It’s not exactly breaking news: a pretty famous athlete gets a Richard Mille and wears it during competition. Rafa Nadal has been doing that for as long as I can remember, and some American football player broke a rule and wore a Richard Mille during a game, I think, and racing drivers have been wearing Richard Milles forever, and so on. So the Swiss watch brand found another player to sport a cool ultralight and ultra-expensive watch in competition. No big deal.
But it struck me as a big deal anyways, because for the longest time the relationship between cycling and watches has been nearly non-existent. Back in the day you didn’t see Bartali or Eddy Merckx sporting a watch or a Swiss endorsement. Hinault or Hincappe, no. Even the endorsement-heavy Lance Armstrong didn’t land anything from a watch company. It shows an incredible lack of imagination, really. Over the years Tissot has flirted with cycling as a timekeeper. The unremarkable Festina brand back in the 1990s had a cycling team that kicked some ass in the mountains. More recently, Tudor sponsors an eponymous team with Swiss cycling champion Fabien Cancellara as director. But on the whole, cycling and watches have not really consummated their relationship.

As a formerly competitive road cyclist, I have always wondered why. I used to wear my Oris Big Crown on race days back in the 1990s, its fate predictably about as good as my face during that dreadful crash when a toddler waltzed onto the road and wiped everyone out. And therein may lay the most interesting – that is to say, risky – part of putting a Richard Mille on a professional cyclists wrist: these people will crash spectacularly, and if the ground-down crystal, bezel and crown of my Oris Big Crown is any indication of what could happen to van der Poel’s quarter-million-dollar RM 67-02 Automatic Extra Flat, then this could be a pretty expensive collaboration. I think it’s awesome.
What if that Richard Mille RM 67-02 Crashes?
A part of me that wants to see that watch be dragged across the pavement at 60mph. Yes, as twisted as it sounds for a grown man to say it, I’d like to see a quarter-million-dollars of precision-crafted carbon fiber and titanium ground into a nubby pulp, and maybe some of that white carbon will leave chalky mark on the tarmac. Why is the possibility of that very expensive watch getting destroyed so compelling?
I don’t actually want that to happen, of course, but I do savor the fact that it could happen. The reason is that there is just good old high-stakes risk involved.
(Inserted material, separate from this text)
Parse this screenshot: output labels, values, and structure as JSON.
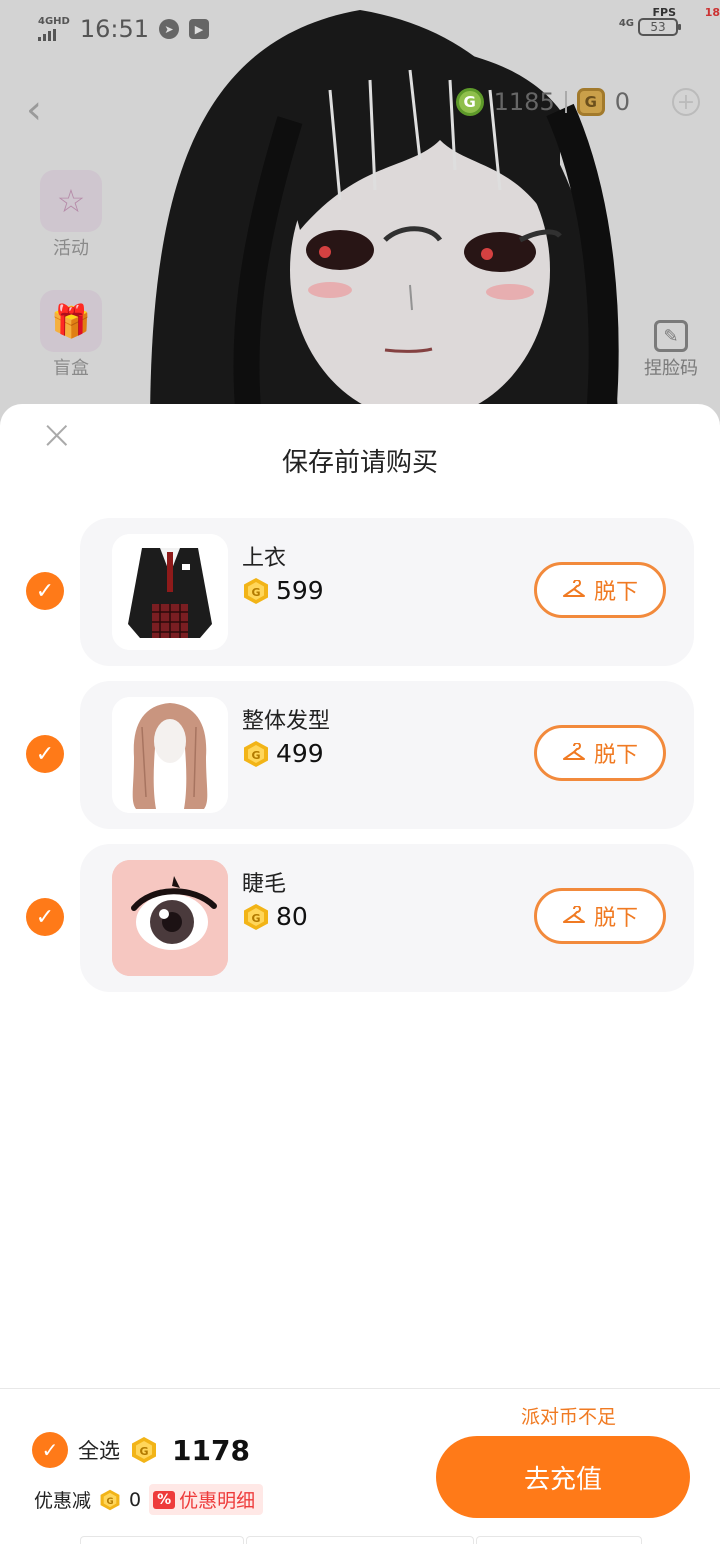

Nadal could take an overhead slam from Medvedev straight to the Richard Mille on his wrist, but I don’t think anything would happen to the watch in tennis. Formula 1 seems like an all or nothing kind of situation, and I’m not convinced that they actually wear the watches (do they?). But on van der Poel that watch is exposed, just as are the bodies of cyclists, practically naked, travelling at ridiculous speeds in packs of feisty riders known to wipe out in a rainbow of blood-soaked spandex. That watch is really out there, taking the risks of the sport along with van der Poel. It’s just exciting.

Richard Mille and van der Poel Are a Great Match
Van der Poel is part of a generation of cyclists restoring dignity to the sport. There are at least five exceptional riders right now, and five is a lot. Tadje Pogačar, Wout van Aert, Jonas Vingegaard, Primož Roglič, and van der Poel could each win just about any race, from a one-day classic to one of the grand tours. It’s amazing to not know who is going to win a race. After years of cycling seeming more or less like a drug-addled mess, this generation seems to have taken nutrition and athletic science past what illegal drugs can do for a rider. Maybe I’m naive, but anyone who has raced knows that when you get your recovery and food intake just right you can fly on the bike; that’s a sophisticated science now, tailored daily for each rider, and it’s all legal and wholesome.
This is a great moment for Richard Mille to partner with a cyclist, and van der Poel is a great partner. They’re doing it right, with a really expensive RM 67-02 Automatic Extra Flat. I think the price is important for two reasons: on the one hand, let these kids be super rich stars, they’ve earned it; and on the other hand, even if van der Poel doesn’t go down with that watch on his wrist, we all know that he and Richard Mille are willing to put that watch into one of the most compellingly dangerous athletic environments in the world. Risk and bravery and sacrifice and ultralight high-tech inventions, this is the formula for competitive cycling. Go get ’em Matthieu.